The company is currently seeking deals to create a boutique, experiential hotel, something Thompson has been working on for a couple of years.

It would have 100 to 150 rooms but feature some group rooms, which would make the bed count larger. The company is looking for a “perfect first location” for the concept. And, Thompson promised, “I can’t share where, but we may be honing in on that location.”

And in this lies Punch Bowl Social’s true goal: to become more than just a restaurant with a bowling alley.

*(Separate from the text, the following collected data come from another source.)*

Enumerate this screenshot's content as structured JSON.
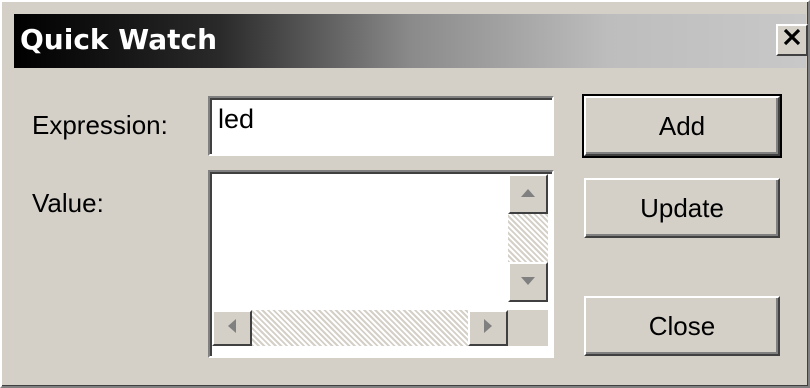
{
  "window": {
    "title": "Quick Watch",
    "close_glyph": "✕"
  },
  "form": {
    "expression_label": "Expression:",
    "expression_value": "led",
    "value_label": "Value:"
  },
  "buttons": {
    "add": "Add",
    "update": "Update",
    "close": "Close"
  },
  "icons": {
    "close": "close-icon",
    "scroll_up": "arrow-up-icon",
    "scroll_down": "arrow-down-icon",
    "scroll_left": "arrow-left-icon",
    "scroll_right": "arrow-right-icon"
  }
}
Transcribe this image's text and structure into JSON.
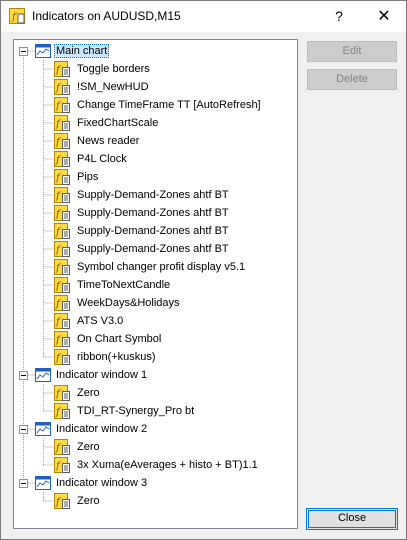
{
  "window": {
    "title": "Indicators on AUDUSD,M15",
    "help_label": "?",
    "close_glyph": "✕"
  },
  "buttons": {
    "edit": "Edit",
    "delete": "Delete",
    "close": "Close"
  },
  "tree": {
    "groups": [
      {
        "label": "Main chart",
        "selected": true,
        "items": [
          "Toggle borders",
          "!SM_NewHUD",
          "Change TimeFrame TT [AutoRefresh]",
          "FixedChartScale",
          "News reader",
          "P4L Clock",
          "Pips",
          "Supply-Demand-Zones ahtf BT",
          "Supply-Demand-Zones ahtf BT",
          "Supply-Demand-Zones ahtf BT",
          "Supply-Demand-Zones ahtf BT",
          "Symbol changer profit display v5.1",
          "TimeToNextCandle",
          "WeekDays&Holidays",
          "ATS V3.0",
          "On Chart Symbol",
          "ribbon(+kuskus)"
        ]
      },
      {
        "label": "Indicator window 1",
        "selected": false,
        "items": [
          "Zero",
          "TDI_RT-Synergy_Pro bt"
        ]
      },
      {
        "label": "Indicator window 2",
        "selected": false,
        "items": [
          "Zero",
          "3x Xuma(eAverages + histo + BT)1.1"
        ]
      },
      {
        "label": "Indicator window 3",
        "selected": false,
        "items": [
          "Zero"
        ]
      }
    ]
  },
  "icons": {
    "window_group": "chart-window-icon",
    "indicator": "custom-indicator-icon",
    "title": "indicator-list-icon"
  },
  "colors": {
    "selection": "#cce8ff",
    "focus_border": "#0078d7",
    "indicator_icon": "#f5c000",
    "window_icon": "#1f5fbf"
  }
}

“We believe that we’re more than just a food and beverage concept,” Thompson said. “We think that because millennials and Gen Z are so defined by their need to have experiences that translate into the experiential boutique category. By doing this, it really catapults us, it cements us, as a lifestyle brand for these generations.

“Those are the things that are going to help us be around for 20 more years, not coming and going over a decade. We think we have an opportunity to be an iconic, American brand.”